Denn wir hatten ja noch von einer zweiten Revolution gesprochen, und das ist die Wiederbelebung analoger Synthesizer abseits der modularen Welt. Nachdem es lange Zeit so gut wie keine analogen Kompaktsynthesizer mehr gab, der Ruf danach aber immer lauter wurde, haben doch einige der in den 1980er-Jahren Pleite gegangenen Firmen in den letzten Jahren einen neuen Anfang gewagt und mit dem vor ein paar Jahren verstorbenen Robert Moog, Dave Smith, Tom Oberheim oder Roger Linn sind glücklicherweise wieder einige der begabtesten Instrumentenbauer mit neuen Synthesizern auf dem Markt. Der subtraktive Synthesizer hat sich hier einfach gegen komplexere Geräte durchgesetzt und hat sich genau so etabliert wie die E-Gitarre. Auf diesen Zug sind inzwischen auch die großen Hersteller aufgestiegen und so gibt es bis auf Yamaha so gut wie keinen Hersteller, der nicht auch analoge oder zumindest analog-digitale Hybridsynthesizer im Angebot hat.

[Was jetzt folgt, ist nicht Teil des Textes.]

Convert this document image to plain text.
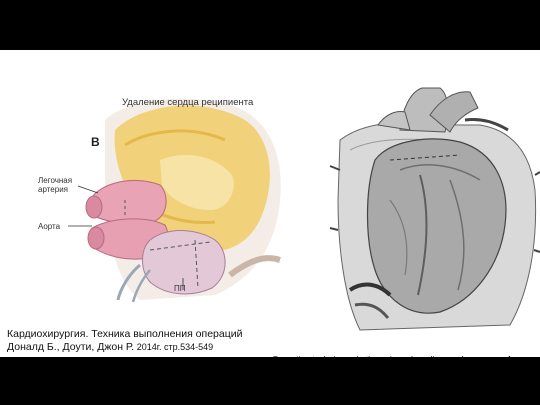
Удаление сердца реципиента
В
Легочная
артерия
Аорта
ПП

Кардиохирургия. Техника выполнения операций
Доналд Б., Доути, Джон Р. 2014г. стр.534-549
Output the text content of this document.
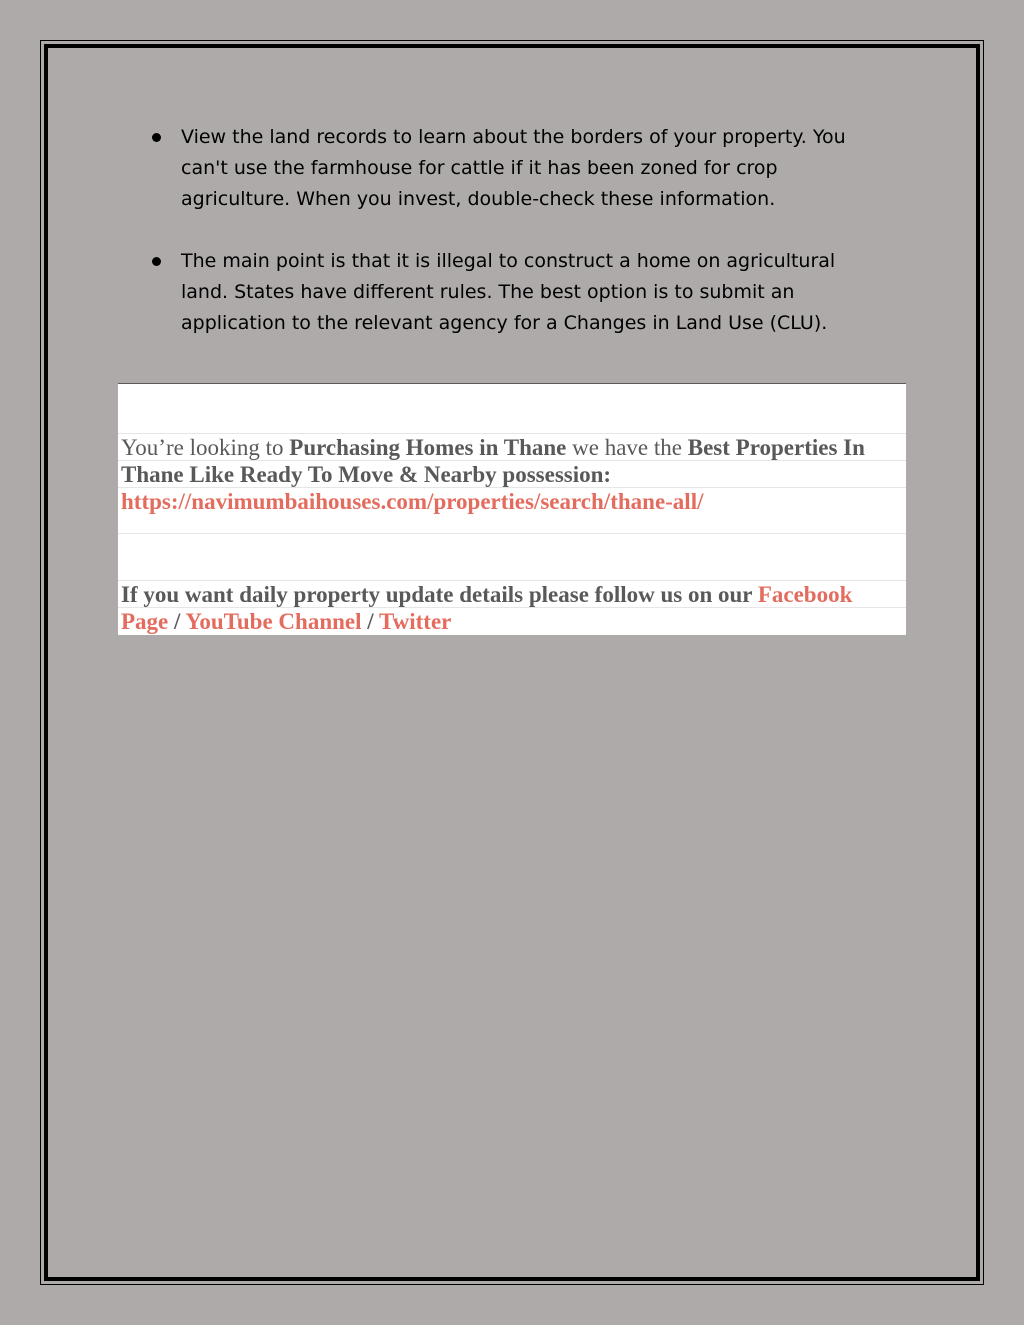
View the land records to learn about the borders of your property. You can't use the farmhouse for cattle if it has been zoned for crop agriculture. When you invest, double-check these information.
The main point is that it is illegal to construct a home on agricultural land. States have different rules. The best option is to submit an application to the relevant agency for a Changes in Land Use (CLU).

You’re looking to Purchasing Homes in Thane we have the Best Properties In Thane Like Ready To Move & Nearby possession: https://navimumbaihouses.com/properties/search/thane-all/

If you want daily property update details please follow us on our Facebook Page / YouTube Channel / Twitter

Preislich hält sich das übrigens alles im Rahmen: handwerklich und musikalisch wirklich hervorragende Geräte sind ab 1.500 Euro zu haben, auch wenn man für große Namen auch hier mehr Geld bezahlt als bei jungen Firmen. Die Firma Moog steht hier immer noch – oder besser wieder – als das Nonplusultra da und der Minimoog gilt als die Stradivari unter den Synthesizern, dessen Klang röhren und knattern kann wie sonst nur eine Harley Davidson. Und tatsächlich hat Moog 25 Jahre nach dem Auslaufen des ursprünglichen Minimoogs wieder einen quasi originalen Nachbau auf den Markt gebracht, allerdings zum happigen Preis von 3.900 Euro. Und hier könnte sich eine Wende andeuten, denn die Firma Behringer hat auf der Superbooth – ganz im Sinne disruptiver Marktveränderung – einen Nachbau im Eurorackformat für 400 Euro vorgestellt und im Übrigen auch angekündigt, wieder die alten Synthesizer-Chips von Curtis, SSM und Oberheim aus den 1970er-/80er-Jahren nachzubauen. Das könnte bedeuten, dass es bald eine ganze Flut von neuen Geräten und Nachbauten alter Geräte geben wird, was sicher noch einmal Bewegung in einen ohnehin schon äußerst interessanten und kreativen Markt bringen wird. Dass diese gar nicht kleine Sensation einer großen Firma nicht in Frankfurt, sondern in Berlin vorgestellt wurde zeigt, dass vor der Frankfurter Musikmesse enorme Anstrengungen liegen, will sie hier verlorenen Boden wieder gut machen.